We configured Metis to monitor all our databases, provide insights, and automatically track all the changes we have. We periodically review the dashboards and look for anomalies. Metis tracks many different characteristics, one of them being Postgres open database connections. We track this metric because unused connections are detrimental to the database performance. They consume resources and bring no value. They can lead to the issue “pg: too many connections”. Generally, we should avoid keeping too many open connections as we explained in our PostgreSQL Recommended Configuration article.
Typically, we should see the number of active connections follow a typical weekly pattern. Probably increasing during the day and decreasing over night. That depends on the characteristics of your application.
One day we started a deployment, and things started to break. Let’s see what happened and how Metis helped us.
Connections Going Up After The Deployment
We were in the process of releasing a new version of the application. The new version changed the way we managed the connections to the database which resulted in opening many new connections every minute. However, the connections were not released properly. This resulted in increased memory usage and a lack of free memory over time.
Metis showed both metrics properly. You can see that on the observability dashboard:
The screenshots were taken after we fixed the issue. With Metis you can check Postgres open connections:
You can also check Postgres free memory and see that it went down and then back up after deploying the fix:
These metrics pointed us in the right direction. We modified the code to close active connections as soon as possible, and this fixed the problem.
No Customer Impact
After the issue, we went through the process of post-mortem. We wanted to analyze the impact of the issue, whether any corrective actions were needed, and whether we could identify the problem with other tools.
We identified that customers were not affected. We managed to capture the issue before it hit the production customers, so there was no need to fix the production data.
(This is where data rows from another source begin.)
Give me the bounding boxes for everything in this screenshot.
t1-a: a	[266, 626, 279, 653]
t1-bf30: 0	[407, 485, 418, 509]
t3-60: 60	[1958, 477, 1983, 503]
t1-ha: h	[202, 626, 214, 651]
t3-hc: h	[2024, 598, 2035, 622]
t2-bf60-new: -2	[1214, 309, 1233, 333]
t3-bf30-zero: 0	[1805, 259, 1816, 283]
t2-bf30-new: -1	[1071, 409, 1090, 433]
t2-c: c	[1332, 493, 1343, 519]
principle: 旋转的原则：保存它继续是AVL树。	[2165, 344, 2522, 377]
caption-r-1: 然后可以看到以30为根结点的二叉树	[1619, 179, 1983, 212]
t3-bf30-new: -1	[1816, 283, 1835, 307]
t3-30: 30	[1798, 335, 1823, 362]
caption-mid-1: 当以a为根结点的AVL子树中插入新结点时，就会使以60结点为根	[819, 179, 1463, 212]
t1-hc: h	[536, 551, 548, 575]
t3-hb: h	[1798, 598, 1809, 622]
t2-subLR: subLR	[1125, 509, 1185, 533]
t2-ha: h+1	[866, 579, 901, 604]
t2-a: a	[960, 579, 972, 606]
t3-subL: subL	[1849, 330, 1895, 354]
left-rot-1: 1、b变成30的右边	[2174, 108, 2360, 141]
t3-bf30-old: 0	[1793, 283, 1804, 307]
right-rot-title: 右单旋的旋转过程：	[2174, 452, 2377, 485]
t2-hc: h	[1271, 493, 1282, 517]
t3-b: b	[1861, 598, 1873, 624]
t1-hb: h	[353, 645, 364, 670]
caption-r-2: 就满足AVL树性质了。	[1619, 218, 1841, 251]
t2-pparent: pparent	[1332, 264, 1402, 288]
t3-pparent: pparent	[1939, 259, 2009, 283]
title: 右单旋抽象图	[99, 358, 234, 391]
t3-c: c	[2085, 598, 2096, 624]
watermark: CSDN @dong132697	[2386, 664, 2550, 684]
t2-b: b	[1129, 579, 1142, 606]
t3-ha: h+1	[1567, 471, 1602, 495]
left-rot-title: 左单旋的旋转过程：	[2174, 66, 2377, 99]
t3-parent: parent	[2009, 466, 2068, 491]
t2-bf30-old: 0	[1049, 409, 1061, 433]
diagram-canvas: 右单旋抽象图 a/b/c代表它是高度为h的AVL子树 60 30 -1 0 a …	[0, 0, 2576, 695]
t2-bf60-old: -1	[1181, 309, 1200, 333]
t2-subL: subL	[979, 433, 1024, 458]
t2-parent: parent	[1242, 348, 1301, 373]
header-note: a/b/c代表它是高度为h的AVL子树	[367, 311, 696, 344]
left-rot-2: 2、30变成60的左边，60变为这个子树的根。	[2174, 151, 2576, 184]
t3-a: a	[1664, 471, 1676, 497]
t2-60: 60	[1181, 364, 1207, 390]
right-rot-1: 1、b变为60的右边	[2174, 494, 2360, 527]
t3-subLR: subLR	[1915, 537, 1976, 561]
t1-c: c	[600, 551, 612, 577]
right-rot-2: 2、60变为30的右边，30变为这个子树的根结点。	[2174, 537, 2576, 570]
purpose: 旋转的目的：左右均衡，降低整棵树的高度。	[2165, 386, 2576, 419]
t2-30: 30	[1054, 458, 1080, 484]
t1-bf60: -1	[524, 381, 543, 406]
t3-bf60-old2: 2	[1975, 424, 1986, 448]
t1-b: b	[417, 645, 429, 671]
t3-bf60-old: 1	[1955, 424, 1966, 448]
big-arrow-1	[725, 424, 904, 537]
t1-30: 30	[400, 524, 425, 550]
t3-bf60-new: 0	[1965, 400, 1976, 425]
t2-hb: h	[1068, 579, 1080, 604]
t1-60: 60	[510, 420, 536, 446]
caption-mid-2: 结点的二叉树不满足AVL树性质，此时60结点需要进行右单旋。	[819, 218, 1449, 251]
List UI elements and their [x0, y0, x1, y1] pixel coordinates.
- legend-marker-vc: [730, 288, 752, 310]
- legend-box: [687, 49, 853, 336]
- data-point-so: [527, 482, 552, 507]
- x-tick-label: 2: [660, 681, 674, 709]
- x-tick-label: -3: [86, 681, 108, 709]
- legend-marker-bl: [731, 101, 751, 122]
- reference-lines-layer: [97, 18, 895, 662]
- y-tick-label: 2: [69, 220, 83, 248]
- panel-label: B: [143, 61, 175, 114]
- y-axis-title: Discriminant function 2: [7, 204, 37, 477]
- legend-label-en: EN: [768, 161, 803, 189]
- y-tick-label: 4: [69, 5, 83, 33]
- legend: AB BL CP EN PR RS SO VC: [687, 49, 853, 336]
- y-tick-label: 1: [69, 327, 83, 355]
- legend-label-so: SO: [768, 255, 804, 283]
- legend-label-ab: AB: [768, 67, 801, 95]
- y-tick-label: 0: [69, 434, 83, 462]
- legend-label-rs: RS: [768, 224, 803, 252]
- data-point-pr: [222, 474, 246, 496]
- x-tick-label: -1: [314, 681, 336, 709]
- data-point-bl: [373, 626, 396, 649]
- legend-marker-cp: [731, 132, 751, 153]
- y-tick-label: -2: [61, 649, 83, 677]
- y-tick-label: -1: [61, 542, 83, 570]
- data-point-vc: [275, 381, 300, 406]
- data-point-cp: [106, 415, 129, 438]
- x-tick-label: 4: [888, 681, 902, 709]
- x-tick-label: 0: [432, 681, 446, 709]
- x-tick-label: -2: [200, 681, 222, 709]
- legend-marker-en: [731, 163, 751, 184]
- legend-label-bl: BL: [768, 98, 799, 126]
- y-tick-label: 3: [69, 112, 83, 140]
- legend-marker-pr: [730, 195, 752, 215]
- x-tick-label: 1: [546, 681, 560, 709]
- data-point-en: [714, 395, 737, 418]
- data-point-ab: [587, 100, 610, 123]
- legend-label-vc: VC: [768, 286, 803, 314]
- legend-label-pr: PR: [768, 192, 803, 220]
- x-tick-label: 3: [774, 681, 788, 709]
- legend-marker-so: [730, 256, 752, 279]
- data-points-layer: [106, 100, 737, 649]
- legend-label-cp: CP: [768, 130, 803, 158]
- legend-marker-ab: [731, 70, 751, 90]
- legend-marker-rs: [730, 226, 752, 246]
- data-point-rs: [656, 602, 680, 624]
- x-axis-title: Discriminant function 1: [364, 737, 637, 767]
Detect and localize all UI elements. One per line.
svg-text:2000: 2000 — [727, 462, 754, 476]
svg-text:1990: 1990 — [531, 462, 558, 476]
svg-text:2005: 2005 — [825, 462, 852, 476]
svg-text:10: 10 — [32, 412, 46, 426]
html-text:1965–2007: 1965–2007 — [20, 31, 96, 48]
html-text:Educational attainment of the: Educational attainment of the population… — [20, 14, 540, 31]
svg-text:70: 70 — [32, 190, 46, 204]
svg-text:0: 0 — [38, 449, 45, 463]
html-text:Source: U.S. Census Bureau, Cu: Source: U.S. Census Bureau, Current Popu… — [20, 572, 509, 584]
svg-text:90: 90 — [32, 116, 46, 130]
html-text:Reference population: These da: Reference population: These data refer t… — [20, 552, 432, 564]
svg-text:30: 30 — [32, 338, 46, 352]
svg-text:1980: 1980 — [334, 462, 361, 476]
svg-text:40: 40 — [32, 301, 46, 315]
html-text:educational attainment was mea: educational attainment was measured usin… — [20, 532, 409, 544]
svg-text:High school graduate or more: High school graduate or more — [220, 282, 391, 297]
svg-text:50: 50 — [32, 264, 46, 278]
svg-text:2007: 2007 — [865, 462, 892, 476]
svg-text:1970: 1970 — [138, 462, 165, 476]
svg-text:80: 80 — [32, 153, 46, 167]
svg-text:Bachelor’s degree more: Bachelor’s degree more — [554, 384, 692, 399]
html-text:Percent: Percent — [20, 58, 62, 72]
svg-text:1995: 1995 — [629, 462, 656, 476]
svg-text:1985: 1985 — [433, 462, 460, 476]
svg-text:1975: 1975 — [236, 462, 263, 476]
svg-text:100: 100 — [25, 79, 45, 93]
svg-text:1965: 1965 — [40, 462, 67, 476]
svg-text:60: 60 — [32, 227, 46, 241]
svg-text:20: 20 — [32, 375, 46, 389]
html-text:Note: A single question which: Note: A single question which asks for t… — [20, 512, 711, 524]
However, we wouldn’t catch the issue this easily with AWS metrics alone. AWS shows the number of connections but doesn’t show their state. We wouldn’t know if these connections are held by the database or if they were some kind of “zombie” ones. On the other hand, Metis clearly showed that there are many active connections and that is the problem.
We are positive that we wouldn’t fix the issue this easily without Metis in place. That’s a great example of dogfooding.
Dogfooding is important. It lets developers understand the product better and build things that users need. In our case, Metis protected us from breaking the production data and affecting our customers. This is truly an example of our first core value: prevent the bad code from reaching production. We are positive we wouldn’t fix the issue this easily with other tools.